The matter was reported and the man was arrested and charged and eventually convicted at the Vreed-en-Hoop Magistrate’s Court, but never sentenced.

“…The magistrate tell me how she giving he a chance and sending he fuh counselling… I couldn’t say anything but I don’t know wah really happen because is not as though me and this man was living together and trying to work things out…”

 Summons

Eventually, Brookes said, she moved out of the house and she summoned the man for support for herself and children. Determined not to support her, he promptly started divorce proceedings, to which Brookes had no objections.

She is now living with someone else and he has had several other partners since.

“And is the same thing he doing the woman he with he beat she and break she hand and he was sentenced to one year in prison but he only serve six months. …She still living with he and he does beat she,” the woman said.

But he would not leave Brookes alone and had even confronted her and her partner on one occasion, which resulted in all three of them being charged. He failed to attend court and the matters were eventually dismissed.
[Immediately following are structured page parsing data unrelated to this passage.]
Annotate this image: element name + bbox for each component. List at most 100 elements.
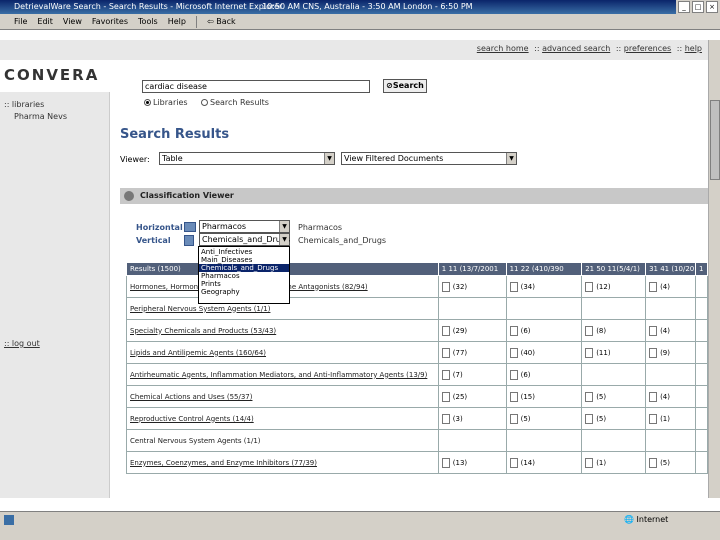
count-cell[interactable]: (34) [505, 275, 583, 298]
dropdown-option[interactable]: Anti_Infectives [199, 248, 289, 256]
logout-link[interactable]: :: log out [4, 339, 40, 348]
row-label-link[interactable]: Enzymes, Coenzymes, and Enzyme Inhibitor… [126, 451, 439, 474]
document-icon[interactable] [649, 413, 658, 424]
menu-favorites[interactable]: Favorites [92, 17, 128, 26]
sidebar-item-pharma[interactable]: Pharma Nevs [14, 112, 67, 121]
count-cell[interactable]: (77) [437, 341, 507, 364]
count-cell[interactable]: (15) [505, 385, 583, 408]
menu-help[interactable]: Help [168, 17, 186, 26]
search-input[interactable]: cardiac disease [142, 80, 370, 93]
viewer-select[interactable]: Table ▼ [159, 152, 335, 165]
link-search-home[interactable]: search home [477, 44, 529, 53]
row-label-link[interactable]: Antirheumatic Agents, Inflammation Media… [126, 363, 439, 386]
document-icon[interactable] [649, 325, 658, 336]
count-cell[interactable]: (14) [505, 451, 583, 474]
menu-file[interactable]: File [14, 17, 27, 26]
count-cell[interactable]: (7) [437, 363, 507, 386]
document-icon[interactable] [585, 347, 594, 358]
document-icon[interactable] [441, 281, 450, 292]
row-label-link[interactable]: Chemical Actions and Uses (55/37) [126, 385, 439, 408]
header-col-1[interactable]: 1 11 (13/7/2001 [437, 262, 507, 276]
count-cell[interactable]: (5) [581, 385, 647, 408]
maximize-icon[interactable]: □ [692, 1, 704, 13]
dropdown-option-selected[interactable]: Chemicals_and_Drugs [199, 264, 289, 272]
filter-select[interactable]: View Filtered Documents ▼ [341, 152, 517, 165]
radio-search-results[interactable]: Search Results [201, 98, 269, 107]
row-label-link[interactable]: Central Nervous System Agents (1/1) [126, 429, 439, 452]
document-icon[interactable] [441, 457, 450, 468]
link-advanced-search[interactable]: advanced search [542, 44, 610, 53]
count-cell[interactable]: (4) [645, 319, 697, 342]
count-cell[interactable]: (6) [505, 363, 583, 386]
document-icon[interactable] [509, 347, 518, 358]
document-icon[interactable] [585, 281, 594, 292]
count-cell[interactable]: (5) [645, 451, 697, 474]
document-icon[interactable] [649, 347, 658, 358]
document-icon[interactable] [509, 281, 518, 292]
menu-edit[interactable]: Edit [37, 17, 53, 26]
count-cell[interactable]: (1) [581, 451, 647, 474]
count-cell[interactable]: (4) [645, 275, 697, 298]
document-icon[interactable] [441, 369, 450, 380]
header-col-5[interactable]: 1 [695, 262, 708, 276]
dropdown-option[interactable]: Prints [199, 280, 289, 288]
scrollbar-thumb[interactable] [710, 100, 720, 180]
row-label-link[interactable]: Specialty Chemicals and Products (53/43) [126, 319, 439, 342]
link-preferences[interactable]: preferences [624, 44, 671, 53]
document-icon[interactable] [649, 281, 658, 292]
link-help[interactable]: help [685, 44, 702, 53]
document-icon[interactable] [585, 457, 594, 468]
document-icon[interactable] [441, 347, 450, 358]
count-cell[interactable]: (5) [505, 407, 583, 430]
dropdown-option[interactable]: Pharmacos [199, 272, 289, 280]
dropdown-option[interactable]: Geography [199, 288, 289, 296]
menu-tools[interactable]: Tools [138, 17, 158, 26]
count-cell[interactable]: (5) [581, 407, 647, 430]
vertical-scrollbar[interactable] [708, 40, 720, 498]
document-icon[interactable] [585, 325, 594, 336]
collapse-icon[interactable] [124, 191, 134, 201]
menu-view[interactable]: View [63, 17, 82, 26]
count-cell[interactable]: (1) [645, 407, 697, 430]
radio-libraries[interactable]: Libraries [144, 98, 188, 107]
back-button[interactable]: ⇦ Back [207, 17, 236, 26]
header-col-4[interactable]: 31 41 (10/20 [645, 262, 697, 276]
document-icon[interactable] [441, 413, 450, 424]
count-cell[interactable]: (40) [505, 341, 583, 364]
count-cell[interactable]: (32) [437, 275, 507, 298]
document-icon[interactable] [649, 457, 658, 468]
row-label-link[interactable]: Reproductive Control Agents (14/4) [126, 407, 439, 430]
vertical-select[interactable]: Chemicals_and_Drugs ▼ [199, 233, 290, 246]
sidebar-libraries[interactable]: :: libraries [4, 100, 44, 109]
header-col-3[interactable]: 21 50 11(5/4/1) [581, 262, 647, 276]
count-cell[interactable]: (12) [581, 275, 647, 298]
row-label-link[interactable]: Lipids and Antilipemic Agents (160/64) [126, 341, 439, 364]
document-icon[interactable] [441, 391, 450, 402]
count-cell[interactable]: (8) [581, 319, 647, 342]
minimize-icon[interactable]: _ [678, 1, 690, 13]
close-icon[interactable]: × [706, 1, 718, 13]
count-cell[interactable]: (9) [645, 341, 697, 364]
count-cell[interactable]: (4) [645, 385, 697, 408]
dropdown-option[interactable]: Main_Diseases [199, 256, 289, 264]
horizontal-select[interactable]: Pharmacos ▼ [199, 220, 290, 233]
document-icon[interactable] [509, 413, 518, 424]
count-cell[interactable]: (25) [437, 385, 507, 408]
document-icon[interactable] [585, 413, 594, 424]
count-cell[interactable]: (13) [437, 451, 507, 474]
classification-viewer-bar[interactable]: Classification Viewer [120, 188, 708, 204]
document-icon[interactable] [441, 325, 450, 336]
count-cell[interactable]: (6) [505, 319, 583, 342]
document-icon[interactable] [585, 391, 594, 402]
document-icon[interactable] [509, 391, 518, 402]
search-button[interactable]: ⊘Search [383, 79, 427, 93]
document-icon[interactable] [509, 325, 518, 336]
document-icon[interactable] [509, 457, 518, 468]
count-cell[interactable]: (11) [581, 341, 647, 364]
count-cell[interactable]: (29) [437, 319, 507, 342]
document-icon[interactable] [509, 369, 518, 380]
count-cell[interactable]: (3) [437, 407, 507, 430]
horizontal-display: Pharmacos [298, 223, 343, 232]
document-icon[interactable] [649, 391, 658, 402]
header-col-2[interactable]: 11 22 (410/390 [505, 262, 583, 276]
“But every time is a story. Every time he see me, he have something to say…,” Brookes said. Just two weeks ago, she said, he showed her partner “a long knife and tell he it is fuh me and that three people have to dead.”

Through the courts, he pays child support of $2,000 a week per child. She has attempted to have the money increased but has been told by the court that she has to seek the services of a lawyer.

“It is not easy because we live in the same village and I does really be scared for my life. I am like a prisoner because this man don’t want leave me alone,” Brookes said.

Her only wish is to live in peace and not have to worry about a “deranged” ex-husband who does not want her to have a life of her own.